The presonus firepod is surprisingly good actually. It has 8 inputs IIRC. I don't own one, but my friend and bandmate does and I like it. I don't know what you mean by "reasonably priced", thats highly relative. but i believe theres a factory restock firepod on musiciansfriend for 399 at the moment, and you'll likely be able to find them on ebay.
However, its firewire, and if you use a PC that might be tricky. Even if you could get an interface that had 8 Channels of conversion over USB, I wouldnt want it. USB isn't generally considered to be fast enough for more than 2 I/O channels at any decent latency settings I think. I might be wrong with the new USB, but i think most of the interfaces use usb2 protocols anyways.
If you dont have firewire and want multiple inputs you're going to have to get a PCI or PCIe card that plugs into an external box housing the actual convertors. To be honest, therse no cheap way to do it and thats likely to cost you at least 600 dollars, and probably more than a grand for a good quality unit.
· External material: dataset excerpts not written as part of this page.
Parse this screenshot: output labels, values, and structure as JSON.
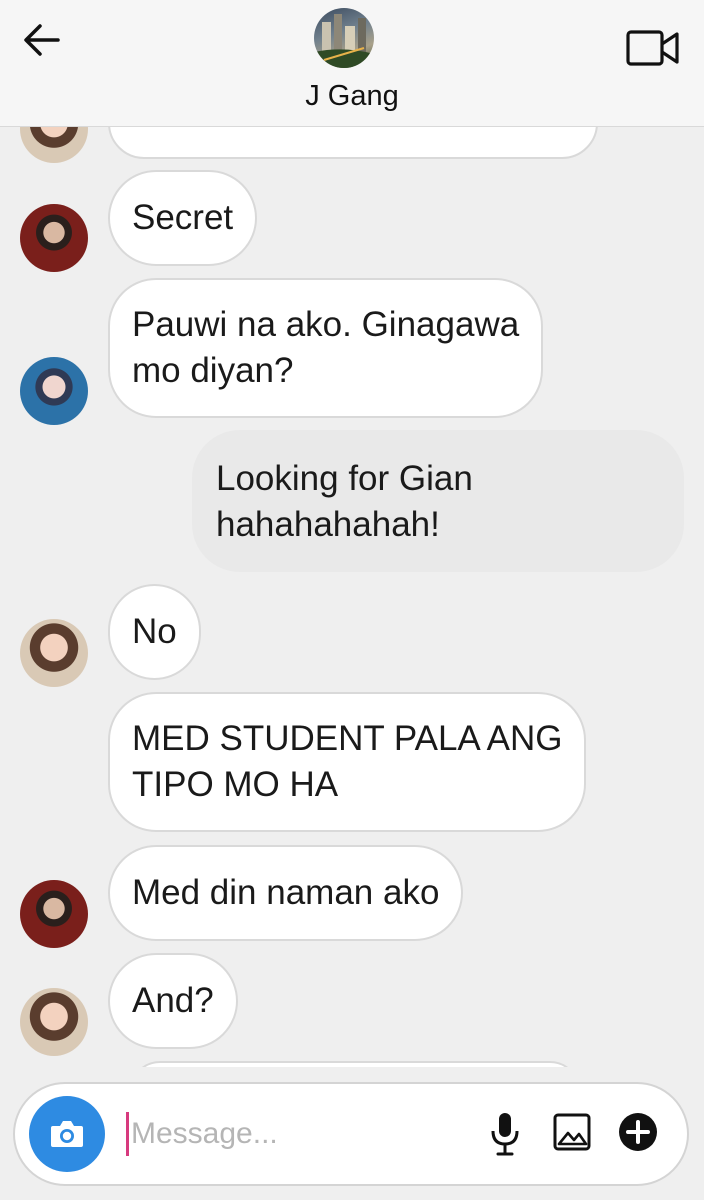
{
  "header": {
    "title": "J Gang",
    "back_icon": "arrow-left-icon",
    "video_icon": "video-camera-icon"
  },
  "messages": [
    {
      "sender": "a",
      "text": "",
      "partial": true
    },
    {
      "sender": "b",
      "lines": [
        "Secret"
      ]
    },
    {
      "sender": "c",
      "lines": [
        "Pauwi na ako. Ginagawa",
        "mo diyan?"
      ]
    },
    {
      "sender": "me",
      "lines": [
        "Looking for Gian",
        "hahahahahah!"
      ]
    },
    {
      "sender": "a",
      "lines": [
        "No"
      ]
    },
    {
      "sender": "a",
      "lines": [
        "MED STUDENT PALA ANG",
        "TIPO MO HA"
      ]
    },
    {
      "sender": "b",
      "lines": [
        "Med din naman ako"
      ]
    },
    {
      "sender": "a",
      "lines": [
        "And?"
      ]
    }
  ],
  "composer": {
    "placeholder": "Message...",
    "value": "",
    "icons": [
      "camera-icon",
      "microphone-icon",
      "image-icon",
      "plus-circle-icon"
    ]
  },
  "colors": {
    "accent_blue": "#2e8be2",
    "cursor_pink": "#d73a7e",
    "background": "#efefef"
  }
}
Theres another option: If you have Toontrack Superior Drummer, EZ Drummer, or any similar software, you can forgo microphones and place triggers on the drums. plug the triggers into a cheap trigger to midi convertor (one is available from alesis for 150 i think) and then go midi into the computer and use the 2 mic preamps on your USB converter to record the overhead microphones. Once you've recorded the midi performance, use software to replace the midi signals with recorded drum sounds. Its not cheating IMO - you've captured the performance, you're just replacing the sounds with recorded samples. I'm starting a pro level studio and I still do this with many of my drums. between you and me, for many styles, the drum kit you have and the room you record the drums in probably aren't gonna sound as good as a well selected sample bank anyways (just my opinion, some people can get marvelous sounds).
Hope it helps
EDIT: PS: If you decide to go the midi route for drums, the TASCAM US-144 mkII has two microphone jacks and midi connections (as well as SPDIF if you need it) and I think its a very good unit for the price. It also self monitors, preventing the excess strain on your CPU that latency free in software monitoring introduces. It connects via USB.